Глаза Абдрахмана, следившего за ним, устали от напряжения, но он отлично понял, что это означает.
Всадник был джигитом из отряда Капи. Все они носили широкие шекпены из верблюжьей шерсти, оружие держали под полой шекпена, на плече же у них всегда был курук. Они ничем внешне не отличались от табунщиков.
Еще накануне вечером люди из отряда Капи, получив известие о движении обоза Ахметши, выехали в степь, а сегодня прятались среди табунов коней, ожидая сигнала. И вот условный сигнал был подан.
Абдрахман торопливо спустился с холма к своему отряду. К полуночи он должен был вывести джигитов к кургану, что на полпути к Барабастау, и встретить обоз Ахметши…
Песня Хакима понравилась и Аблаеву.
«Смотри, как этот хитрец заливается, – пробормотал он. – Подожди, эта песня будет для тебя последней».
– Скажи ему, чтобы заткнулся! – сказал офицер одному из джигитов. – Здесь нет девушек, чтобы слушать его.
Джигит не расслышал и, подъехав поближе, спросил:
– Что изволите? Девушек нет, говорите?
– Идиот! – закричал взбешенный Аблаев. – Я тебе говорю – прекрати эту песню. У, верблюд. Ума ни крупинки.
– Есть, господин, – ответил джигит и развернул коня. Но в конец обоза он не поскакал, а стал дожидаться, когда подъедет последний фургон.
Аблаев не знал имен солдат, отряженных для сопровождения обоза. Уже перед самым отъездом из Уральска он отобрал пятнадцать рослых и сильных джигитов.
– Мне нужно, чтобы все боялись их вида, – сказал офицер.
Среди этих великанов, каждый из которых свободно мог унести на своих широченных плечах двух человек, находился Каримгали, сын сыбызгиста Каипкожи.
Каримгали из всех людей обоза знал только молчаливого караван-баши и его мальчика, что пас верблюдов. А того, кто пел, он и в глаза не видел.
«Кто это поет, – подумал Каримгали. – С чего поет в такую ночь? Вот если бы была сыбызга, на которой играл мой отец, то можно было бы сыграть…»

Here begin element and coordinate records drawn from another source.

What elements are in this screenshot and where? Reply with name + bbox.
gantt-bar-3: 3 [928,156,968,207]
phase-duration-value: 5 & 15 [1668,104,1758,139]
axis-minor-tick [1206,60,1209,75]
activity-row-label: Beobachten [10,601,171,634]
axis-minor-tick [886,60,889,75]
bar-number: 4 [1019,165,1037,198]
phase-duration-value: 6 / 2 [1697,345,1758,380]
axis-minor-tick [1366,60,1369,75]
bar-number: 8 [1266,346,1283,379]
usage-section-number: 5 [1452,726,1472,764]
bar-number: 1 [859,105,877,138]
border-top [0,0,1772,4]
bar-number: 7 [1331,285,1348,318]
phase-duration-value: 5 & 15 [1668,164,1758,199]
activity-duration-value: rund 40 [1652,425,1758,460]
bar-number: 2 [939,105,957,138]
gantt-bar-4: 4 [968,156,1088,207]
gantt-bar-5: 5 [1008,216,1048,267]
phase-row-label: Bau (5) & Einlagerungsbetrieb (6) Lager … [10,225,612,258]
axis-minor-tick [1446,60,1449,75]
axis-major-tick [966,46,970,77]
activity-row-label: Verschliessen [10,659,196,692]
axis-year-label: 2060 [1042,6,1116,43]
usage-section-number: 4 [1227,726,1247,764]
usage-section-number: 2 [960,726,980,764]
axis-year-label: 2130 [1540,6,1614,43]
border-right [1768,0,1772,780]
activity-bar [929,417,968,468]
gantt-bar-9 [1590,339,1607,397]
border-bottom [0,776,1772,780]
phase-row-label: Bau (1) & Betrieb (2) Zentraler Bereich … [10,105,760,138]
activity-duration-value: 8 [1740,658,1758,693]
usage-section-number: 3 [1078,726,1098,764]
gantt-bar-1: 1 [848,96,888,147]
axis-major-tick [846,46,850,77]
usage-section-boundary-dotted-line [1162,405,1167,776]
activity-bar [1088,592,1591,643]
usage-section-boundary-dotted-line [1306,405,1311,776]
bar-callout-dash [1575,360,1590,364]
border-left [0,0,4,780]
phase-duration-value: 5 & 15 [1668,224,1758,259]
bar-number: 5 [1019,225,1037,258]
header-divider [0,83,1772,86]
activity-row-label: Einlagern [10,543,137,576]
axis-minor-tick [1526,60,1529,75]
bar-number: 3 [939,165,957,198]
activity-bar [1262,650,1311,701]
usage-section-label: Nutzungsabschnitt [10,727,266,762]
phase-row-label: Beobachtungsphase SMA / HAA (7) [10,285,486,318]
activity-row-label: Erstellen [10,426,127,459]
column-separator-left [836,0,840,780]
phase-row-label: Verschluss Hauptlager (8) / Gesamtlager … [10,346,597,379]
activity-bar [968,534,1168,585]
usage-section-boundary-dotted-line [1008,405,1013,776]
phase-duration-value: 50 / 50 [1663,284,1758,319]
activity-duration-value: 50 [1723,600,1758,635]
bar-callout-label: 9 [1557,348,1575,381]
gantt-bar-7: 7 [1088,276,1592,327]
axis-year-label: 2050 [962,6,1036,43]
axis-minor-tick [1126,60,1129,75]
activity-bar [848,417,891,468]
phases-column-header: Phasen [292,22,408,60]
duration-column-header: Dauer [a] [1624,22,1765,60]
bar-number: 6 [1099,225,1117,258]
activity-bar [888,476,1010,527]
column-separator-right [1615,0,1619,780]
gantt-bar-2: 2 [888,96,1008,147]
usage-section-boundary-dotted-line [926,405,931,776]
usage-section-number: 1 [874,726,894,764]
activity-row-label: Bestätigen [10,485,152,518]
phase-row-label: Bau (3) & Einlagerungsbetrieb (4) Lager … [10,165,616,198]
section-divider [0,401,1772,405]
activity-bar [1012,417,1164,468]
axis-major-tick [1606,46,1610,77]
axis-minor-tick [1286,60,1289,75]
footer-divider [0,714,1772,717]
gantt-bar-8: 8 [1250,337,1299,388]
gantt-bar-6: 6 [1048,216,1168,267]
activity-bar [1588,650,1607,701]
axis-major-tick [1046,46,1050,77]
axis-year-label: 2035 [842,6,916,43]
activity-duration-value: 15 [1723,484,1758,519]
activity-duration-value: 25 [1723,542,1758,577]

В этот-то миг его и окликнул Аблаев. Задумавшийся о своем Каримгали сразу не понял приказания…
Когда последняя телега поравнялась с ним, он, досадуя на свою оплошность, закричал громовым голосом:
– Здесь нет девушек, чтобы песни распевать! Заткни глотку или плетью огрею!
Хаким умолк. Он испугался, что Каримгали узнает его и поднимет на ноги весь караван.
«Уж лучше молчать, – подумал он. – Вот где пришлось встретиться с этим несчастным сородичем-горемыкой. Если наши нападут на караван, первая же пуля сразит Каримгали. Лучшую мишень для винтовки трудно себе представить. Что же делать?..»
Внезапно впереди раздался громкий окрик:
– Стой!
Хаким вздрогнул. Он не успел ничего разглядеть, как одновременно грянули два винтовочных выстрела.
Эхо с невероятной быстротой понеслось в пустоту степи.
Люди Аблаева, испуганные этими ночными выстрелами, растерялись.
Всадник, ехавший рядом с Хакимом, в страхе промолвил «алла» и прижался к телеге.
Хаким видел, как заметался, дергая коня за повод, Каримгали, этот наивный и робкий верзила.
– Каримгали! Каримгали! – закричал Хаким. – Слезай с коня, быстрее! С коня и под телегу, красные пришли.
Каримгали едва понял смысл слов Хакима и, спрыгнув с лошади, бросился к телеге.
– Хаким, откуда ты взялся? – спросил он, задыхаясь.